A new cycle begins when menstruation starts. Many women can at times suffer from severe complaints during menstruation that make it impossible for them to do strenuous exercise or indeed any form of physical activity. Gentle activities such as going for a walk or a relaxed swim can help relieve pain.

Other women experience a boost to their performance during this time. This is because levels of the hormone oestrogen rise during the first half of the cycle. Progesterone levels stay the same. Researchers assume that this gives women's performance a boost. Maximum strength training should be particularly effective during this phase.

Ovulation takes place in the middle of the cycle.
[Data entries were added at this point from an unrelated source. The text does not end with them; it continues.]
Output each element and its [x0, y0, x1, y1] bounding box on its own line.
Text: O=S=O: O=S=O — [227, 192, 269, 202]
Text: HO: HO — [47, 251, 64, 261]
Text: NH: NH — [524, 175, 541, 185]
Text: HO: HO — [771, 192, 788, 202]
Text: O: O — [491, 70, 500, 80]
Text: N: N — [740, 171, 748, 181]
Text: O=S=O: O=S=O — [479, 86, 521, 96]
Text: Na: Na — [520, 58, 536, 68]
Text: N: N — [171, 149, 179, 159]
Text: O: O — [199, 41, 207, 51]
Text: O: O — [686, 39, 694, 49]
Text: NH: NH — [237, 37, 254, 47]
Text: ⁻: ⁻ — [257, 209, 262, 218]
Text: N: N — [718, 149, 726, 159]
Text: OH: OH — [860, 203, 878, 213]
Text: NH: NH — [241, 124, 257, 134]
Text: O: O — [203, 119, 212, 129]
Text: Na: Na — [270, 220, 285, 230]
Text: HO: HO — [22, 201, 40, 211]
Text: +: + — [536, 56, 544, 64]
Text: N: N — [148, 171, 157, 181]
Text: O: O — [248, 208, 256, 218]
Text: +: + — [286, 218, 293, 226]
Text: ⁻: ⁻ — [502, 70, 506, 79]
Levels of the hormone oestrogen peak, making ligaments more elastic. This could increase the risk of injury. Coordination training, such as stability exercises, is recommended during this phase in order to maintain muscle mass.

The second half of the cycle lasts about 14 days and is often associated with unpleasant sensations in the last few days leading up to menstruation. In the second half of the cycle, the level of oestrogen falls while progesterone increases. More fluid accumulates in tissues. Many women feel more lethargic, and their eating habits may change. During this phase, it is worth focusing on recovery and less vigorous exercise sessions.

You can find a guide to cycle-based training published by Swiss Olympic here.


Women experience their cycles differently. There are variations from individual to individual, and depending on the phase of life. What's right for one woman may not suit another. A cycle journal can help you record the changes you experience during your cycle, keep track of them, and ultimately gain a better understanding of them. Living in harmony with your cycle also means viewing your cycle as an opportunity, and being more accepting of yourself.

Adapting your diet to your cycle can significantly improve your wellbeing, and alleviate or even prevent symptoms. Of course, it makes sense to eat a healthy, balanced diet throughout your entire cycle.

If you know your cycle, you can adapt your exercise regime and experience a range of benefits, such as pain relief.